Здесь, на железной дороге, работают самые ловкие, самые ответственные люди. Единственно, кто на них похож,- это воздушные гимнасты в цирке. Там тоже полет трапеции рассчитан до долей секунды. И рассчитан не машиной, а человеческим опытом и талантом. Чуть раньше или совсем чуть-чуть позже ловитор промахнется, и гимнаст полетит в бездну на глазах ахнувшей толпы.
Ритм, создаваемый многими людьми, идеально чувствующими друг друга,- вот что такое железная дорога. Две полосы железа, обозначающие бесконечность, один божественно прекрасный, совершенно живой механизм – паровоз, и множество слаженно, нарядно, балетно трудящихся людей! Пассажиры нужны только как публика, восхищенно-благодарно аплодирующая этому ансамблю солистов.
И шло лето. С патефоном в соседнем дворе, с фокстротами, доносящимися из-за забора. Синее платье в белый горошек, обтягивающее внезапно округлившиеся за последний год формы хозяйской дочки. Чего это она стала такая озабоченная? Куда это ее несет каждый вечер на каблучках, проваливающихся в глинистую землю? Ни на мое: “Привет! Чего это ты нарядная такая? День рождения, что ли?” – ни на запоздалые крики из окна ее матери – тети Нюры: “Чтоб, как стемнеет, дома быть, а то смотри!” – даже не оборачивается. Едкий дым из самоварных труб, набитых щепочками и сосновыми шишками.
Мелкая речка с густым кустарником на высоком песчаном правом берегу, где местная подрастающая шпана всегда караулит меня, чтобы избить за то, что, “когда в то воскресенье с отцом твоим на откосе купались, собаку на нас натравливал”, а у меня и собаки-то никакой нет, у соседей есть Рекс, так он на цепи сидит.
И опять – лучше нет, как уйти из-под маминого надзора, миновать обходом опасные кустики, где шпана притаилась, вброд через речку за отмель – на тот берег, потом топким лугом до большой пыльной дороги с колючим гравием и уж по ней мимо длинных сараев и насосной башни до долгожданной надписи на дощечке, прибитой к столбику,- БУТОВО.
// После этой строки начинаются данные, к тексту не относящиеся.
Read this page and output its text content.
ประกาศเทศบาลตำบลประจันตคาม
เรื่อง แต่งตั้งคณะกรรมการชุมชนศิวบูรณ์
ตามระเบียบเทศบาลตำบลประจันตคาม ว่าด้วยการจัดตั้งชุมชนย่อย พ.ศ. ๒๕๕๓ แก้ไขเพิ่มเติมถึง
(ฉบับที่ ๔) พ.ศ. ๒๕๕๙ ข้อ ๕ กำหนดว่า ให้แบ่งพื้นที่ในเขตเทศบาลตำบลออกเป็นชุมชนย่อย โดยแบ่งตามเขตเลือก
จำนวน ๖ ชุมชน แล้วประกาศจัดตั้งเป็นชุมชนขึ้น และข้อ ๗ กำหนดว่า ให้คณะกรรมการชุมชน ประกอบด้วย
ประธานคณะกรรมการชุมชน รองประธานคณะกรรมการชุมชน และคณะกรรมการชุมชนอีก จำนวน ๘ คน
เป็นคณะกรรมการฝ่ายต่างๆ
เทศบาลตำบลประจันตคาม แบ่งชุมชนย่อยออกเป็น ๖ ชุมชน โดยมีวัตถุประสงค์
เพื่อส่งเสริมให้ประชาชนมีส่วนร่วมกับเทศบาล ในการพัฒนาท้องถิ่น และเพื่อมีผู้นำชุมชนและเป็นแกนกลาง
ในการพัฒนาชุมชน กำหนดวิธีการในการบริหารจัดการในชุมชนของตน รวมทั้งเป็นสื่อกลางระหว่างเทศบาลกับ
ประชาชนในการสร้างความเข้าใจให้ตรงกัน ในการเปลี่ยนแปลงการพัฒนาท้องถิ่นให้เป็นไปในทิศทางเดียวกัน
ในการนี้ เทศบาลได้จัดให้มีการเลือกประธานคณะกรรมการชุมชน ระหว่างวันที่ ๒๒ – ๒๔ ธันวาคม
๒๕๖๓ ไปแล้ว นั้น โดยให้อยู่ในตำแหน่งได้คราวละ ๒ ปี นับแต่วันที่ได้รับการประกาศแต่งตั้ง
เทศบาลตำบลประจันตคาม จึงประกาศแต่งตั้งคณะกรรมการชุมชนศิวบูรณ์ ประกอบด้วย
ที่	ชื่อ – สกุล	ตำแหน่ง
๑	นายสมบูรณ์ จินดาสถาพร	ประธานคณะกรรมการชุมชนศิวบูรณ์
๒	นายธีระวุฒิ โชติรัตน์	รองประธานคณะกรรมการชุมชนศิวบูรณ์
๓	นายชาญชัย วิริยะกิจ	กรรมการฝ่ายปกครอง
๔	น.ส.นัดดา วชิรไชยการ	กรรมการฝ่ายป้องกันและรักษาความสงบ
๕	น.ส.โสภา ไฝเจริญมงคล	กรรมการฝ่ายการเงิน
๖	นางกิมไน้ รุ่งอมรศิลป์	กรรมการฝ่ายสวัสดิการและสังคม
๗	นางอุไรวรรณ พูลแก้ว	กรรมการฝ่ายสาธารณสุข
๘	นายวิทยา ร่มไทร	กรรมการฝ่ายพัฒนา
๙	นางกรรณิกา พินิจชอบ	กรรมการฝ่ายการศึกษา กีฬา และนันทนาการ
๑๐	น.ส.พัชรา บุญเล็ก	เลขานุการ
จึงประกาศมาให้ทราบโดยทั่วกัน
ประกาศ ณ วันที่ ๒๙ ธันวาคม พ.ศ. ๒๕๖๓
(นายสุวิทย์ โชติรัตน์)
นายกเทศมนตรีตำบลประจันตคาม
Тут не просто платформа – тут станция. Пути разветвляются. Стоит маневровый паровоз серии “Щ”. Сидит машинист – виден в окошко – неподвижно сидит и смотрит как полоумный в одну точку – перед собой и немного ниже. То ли книжку читает, то ли спит с открытыми глазами. Паровоз слегка попыхивает, отдувается, а машинист сидит и не шевелится. А я стою у сарая за пустой заросшей колеей и смотрю снизу вверх, ожидая сам не знаю чего.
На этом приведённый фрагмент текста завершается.